You can get a programmable thermostat for significantly less and program it yourself if you have at least a bachelor’s degree in mechanical engineering. Actually it’s probably not that bad but you will have to work at it. Of course it will be an ugly plastic blob on your wall since the same guy who designed the putty colored desk top computer stuff seems to have designed most of the thermostats too. NEST was designed by some ex-Apple engineers and nothing says, “Let me do that for you” like Apple. That’s a compliment because even though I prefer to fiddle with my Android phone, I don’t particularly want to fiddle with my thermostat. And I don’t think I should have to!
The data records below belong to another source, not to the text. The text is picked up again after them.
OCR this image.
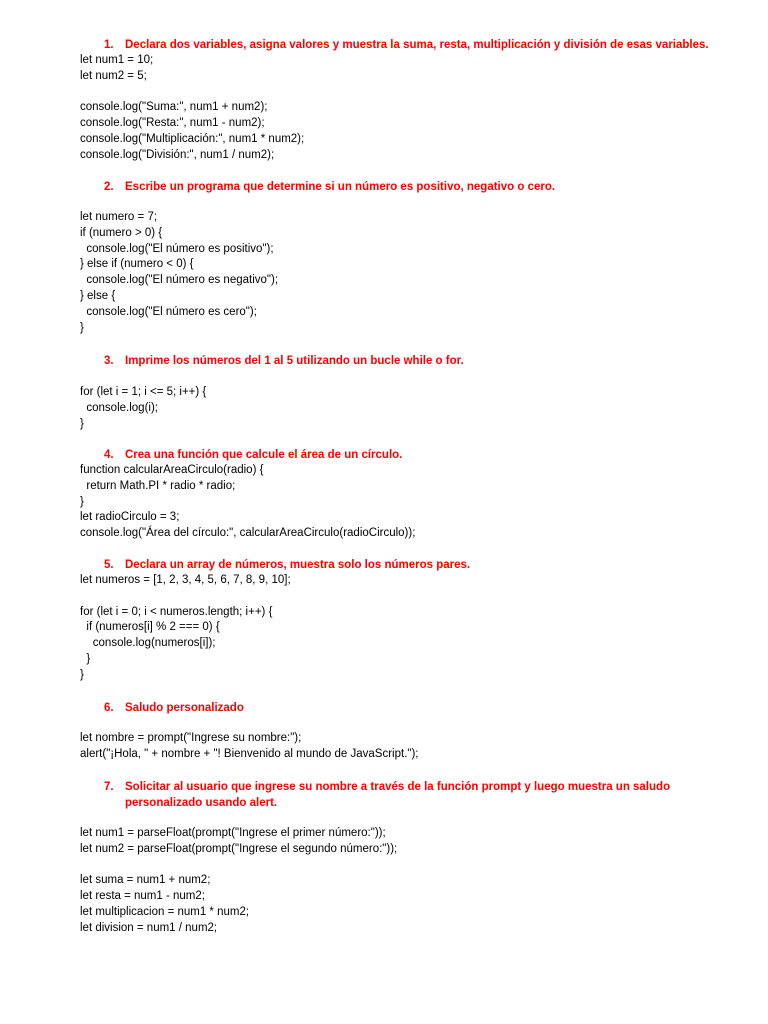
1. Declara dos variables, asigna valores y muestra la suma, resta, multiplicación y división de esas variables.
let num1 = 10;
let num2 = 5;
console.log("Suma:", num1 + num2);
console.log("Resta:", num1 - num2);
console.log("Multiplicación:", num1 * num2);
console.log("División:", num1 / num2);
2. Escribe un programa que determine si un número es positivo, negativo o cero.
let numero = 7;
if (numero > 0) {
console.log("El número es positivo");
} else if (numero < 0) {
console.log("El número es negativo");
} else {
console.log("El número es cero");
}
3. Imprime los números del 1 al 5 utilizando un bucle while o for.
for (let i = 1; i <= 5; i++) {
console.log(i);
}
4. Crea una función que calcule el área de un círculo.
function calcularAreaCirculo(radio) {
return Math.PI * radio * radio;
}
let radioCirculo = 3;
console.log("Área del círculo:", calcularAreaCirculo(radioCirculo));
5. Declara un array de números, muestra solo los números pares.
let numeros = [1, 2, 3, 4, 5, 6, 7, 8, 9, 10];
for (let i = 0; i < numeros.length; i++) {
if (numeros[i] % 2 === 0) {
console.log(numeros[i]);
}
}
6. Saludo personalizado
let nombre = prompt("Ingrese su nombre:");
alert("¡Hola, " + nombre + "! Bienvenido al mundo de JavaScript.");
7. Solicitar al usuario que ingrese su nombre a través de la función prompt y luego muestra un saludo personalizado usando alert.
let num1 = parseFloat(prompt("Ingrese el primer número:"));
let num2 = parseFloat(prompt("Ingrese el segundo número:"));
let suma = num1 + num2;
let resta = num1 - num2;
let multiplicacion = num1 * num2;
let division = num1 / num2;
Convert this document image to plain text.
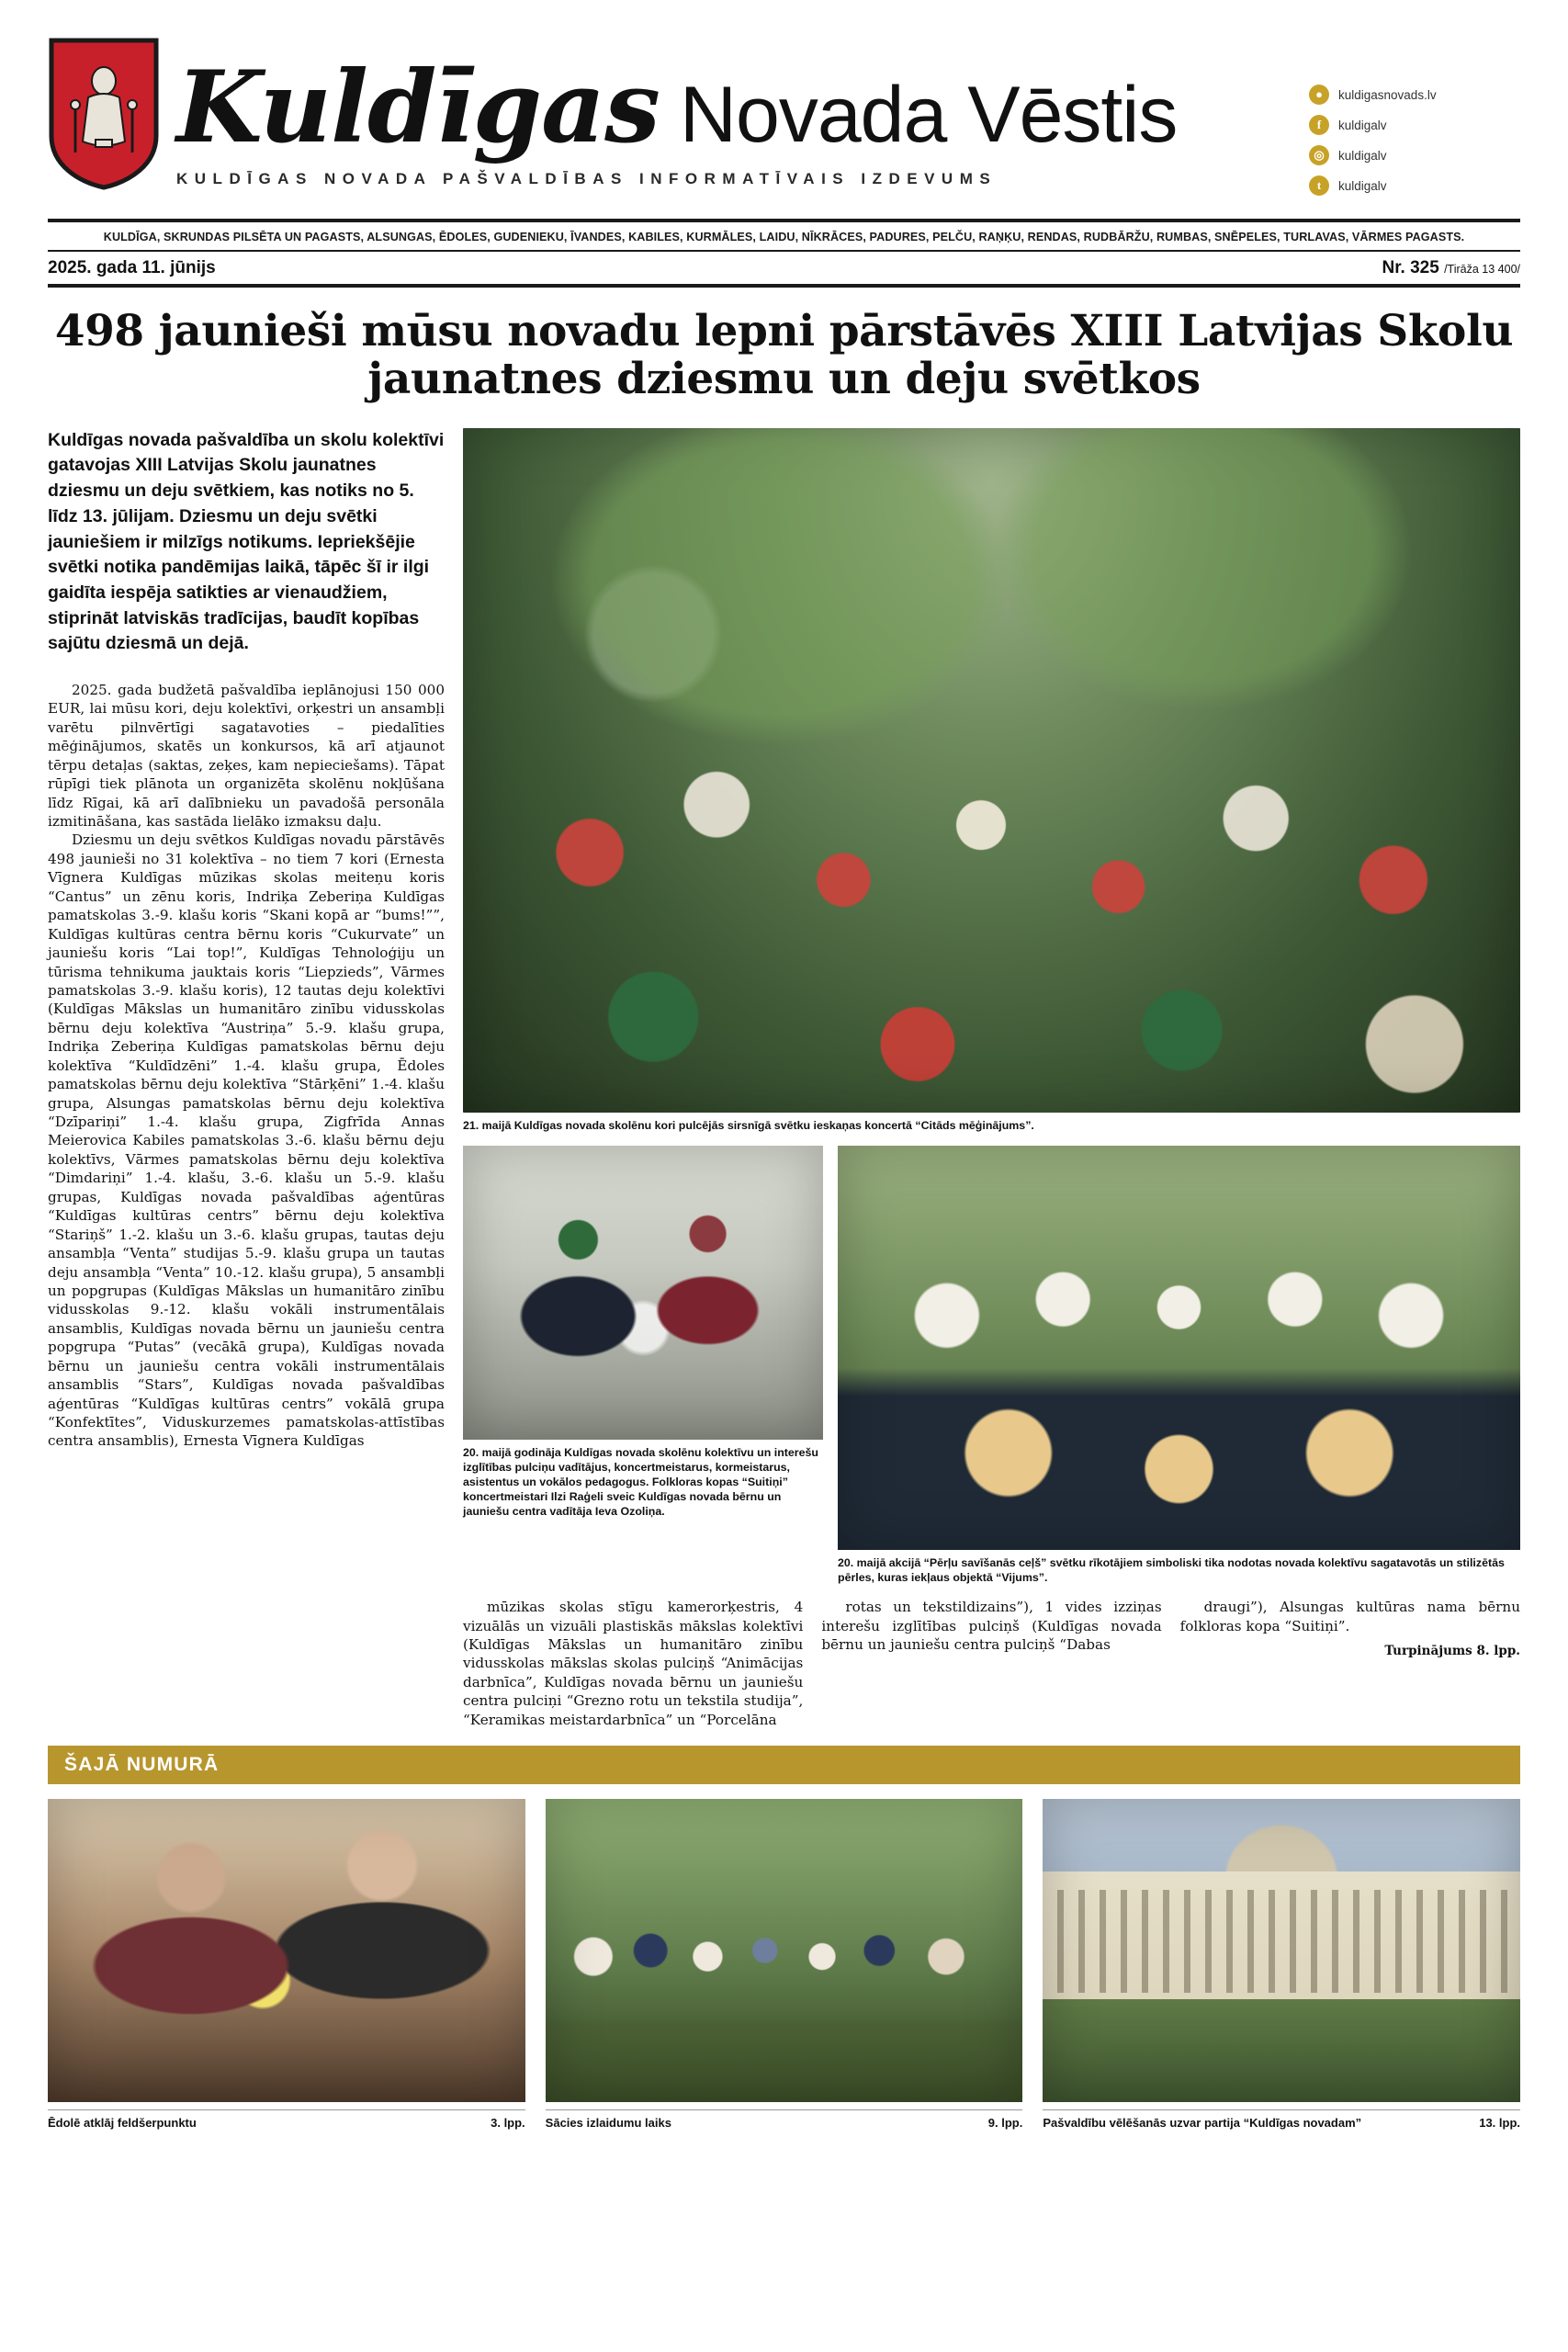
Kuldīgas Novada Vēstis
KULDĪGAS NOVADA PAŠVALDĪBAS INFORMATĪVAIS IZDEVUMS
●	kuldigasnovads.lv
f	kuldigalv
◎	kuldigalv
t	kuldigalv
KULDĪGA, SKRUNDAS PILSĒTA UN PAGASTS, ALSUNGAS, ĒDOLES, GUDENIEKU, ĪVANDES, KABILES, KURMĀLES, LAIDU, NĪKRĀCES, PADURES, PELČU, RAŅĶU, RENDAS, RUDBĀRŽU, RUMBAS, SNĒPELES, TURLAVAS, VĀRMES PAGASTS.
2025. gada 11. jūnijs	Nr. 325 /Tirāža 13 400/
498 jaunieši mūsu novadu lepni pārstāvēs XIII Latvijas Skolu jaunatnes dziesmu un deju svētkos
Kuldīgas novada pašvaldība un skolu kolektīvi gatavojas XIII Latvijas Skolu jaunatnes dziesmu un deju svētkiem, kas notiks no 5. līdz 13. jūlijam. Dziesmu un deju svētki jauniešiem ir milzīgs notikums. Iepriekšējie svētki notika pandēmijas laikā, tāpēc šī ir ilgi gaidīta iespēja satikties ar vienaudžiem, stiprināt latviskās tradīcijas, baudīt kopības sajūtu dziesmā un dejā.

2025. gada budžetā pašvaldība ieplānojusi 150 000 EUR, lai mūsu kori, deju kolektīvi, orķestri un ansambļi varētu pilnvērtīgi sagatavoties – piedalīties mēģinājumos, skatēs un konkursos, kā arī atjaunot tērpu detaļas (saktas, zeķes, kam nepieciešams). Tāpat rūpīgi tiek plānota un organizēta skolēnu nokļūšana līdz Rīgai, kā arī dalībnieku un pavadošā personāla izmitināšana, kas sastāda lielāko izmaksu daļu.

Dziesmu un deju svētkos Kuldīgas novadu pārstāvēs 498 jaunieši no 31 kolektīva – no tiem 7 kori (Ernesta Vīgnera Kuldīgas mūzikas skolas meiteņu koris “Cantus” un zēnu koris, Indriķa Zeberiņa Kuldīgas pamatskolas 3.-9. klašu koris “Skani kopā ar “bums!””, Kuldīgas kultūras centra bērnu koris “Cukurvate” un jauniešu koris “Lai top!”, Kuldīgas Tehnoloģiju un tūrisma tehnikuma jauktais koris “Liepzieds”, Vārmes pamatskolas 3.-9. klašu koris), 12 tautas deju kolektīvi (Kuldīgas Mākslas un humanitāro zinību vidusskolas bērnu deju kolektīva “Austriņa” 5.-9. klašu grupa, Indriķa Zeberiņa Kuldīgas pamatskolas bērnu deju kolektīva “Kuldīdzēni” 1.-4. klašu grupa, Ēdoles pamatskolas bērnu deju kolektīva “Stārķēni” 1.-4. klašu grupa, Alsungas pamatskolas bērnu deju kolektīva “Dzīpariņi” 1.-4. klašu grupa, Zigfrīda Annas Meierovica Kabiles pamatskolas 3.-6. klašu bērnu deju kolektīvs, Vārmes pamatskolas bērnu deju kolektīva “Dimdariņi” 1.-4. klašu, 3.-6. klašu un 5.-9. klašu grupas, Kuldīgas novada pašvaldības aģentūras “Kuldīgas kultūras centrs” bērnu deju kolektīva “Stariņš” 1.-2. klašu un 3.-6. klašu grupas, tautas deju ansambļa “Venta” studijas 5.-9. klašu grupa un tautas deju ansambļa “Venta” 10.-12. klašu grupa), 5 ansambļi un popgrupas (Kuldīgas Mākslas un humanitāro zinību vidusskolas 9.-12. klašu vokāli instrumentālais ansamblis, Kuldīgas novada bērnu un jauniešu centra popgrupa “Putas” (vecākā grupa), Kuldīgas novada bērnu un jauniešu centra vokāli instrumentālais ansamblis “Stars”, Kuldīgas novada pašvaldības aģentūras “Kuldīgas kultūras centrs” vokālā grupa “Konfektītes”, Viduskurzemes pamatskolas-attīstības centra ansamblis), Ernesta Vīgnera Kuldīgas

21. maijā Kuldīgas novada skolēnu kori pulcējās sirsnīgā svētku ieskaņas koncertā “Citāds mēģinājums”.
20. maijā godināja Kuldīgas novada skolēnu kolektīvu un interešu izglītības pulciņu vadītājus, koncertmeistarus, kormeistarus, asistentus un vokālos pedagogus. Folkloras kopas “Suitiņi” koncertmeistari Ilzi Raģeli sveic Kuldīgas novada bērnu un jauniešu centra vadītāja Ieva Ozoliņa.
20. maijā akcijā “Pērļu savīšanās ceļš” svētku rīkotājiem simboliski tika nodotas novada kolektīvu sagatavotās un stilizētās pērles, kuras iekļaus objektā “Vijums”.

mūzikas skolas stīgu kamerorķestris, 4 vizuālās un vizuāli plastiskās mākslas kolektīvi (Kuldīgas Mākslas un humanitāro zinību vidusskolas mākslas skolas pulciņš “Animācijas darbnīca”, Kuldīgas novada bērnu un jauniešu centra pulciņi “Grezno rotu un tekstila studija”, “Keramikas meistardarbnīca” un “Porcelāna

rotas un tekstildizains”), 1 vides izziņas interešu izglītības pulciņš (Kuldīgas novada bērnu un jauniešu centra pulciņš “Dabas

draugi”), Alsungas kultūras nama bērnu folkloras kopa “Suitiņi”.

Turpinājums 8. lpp.
ŠAJĀ NUMURĀ
Ēdolē atklāj feldšerpunktu	3. lpp. Sācies izlaidumu laiks	9. lpp. Pašvaldību vēlēšanās uzvar partija “Kuldīgas novadam”	13. lpp.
Therefore, the only real consideration in my mind is cost. I believe it will pay for itself in a couple, three years but there is that initial expenditure. If it was $100-$150 it would be pretty much a no brainer. However, for your money you get an amazingly beautiful, functional and self programming machine that just works. And it is so beautiful compared to those putty colored lumps. Every time I walk by it, it lights up and greets me with HVAC info and I say, “Gee Whiz!”
Please Note: This is an unsolicited review of a product I purchased myself. My unit is a Nest Learning Thermostat, 2nd Generation
NEST I’s are still available and a NEST III has just been announced. As far as I know the differences are only relatively small hardware changes. The software is updated automatically over WIFI which is needed for the NEST to operate.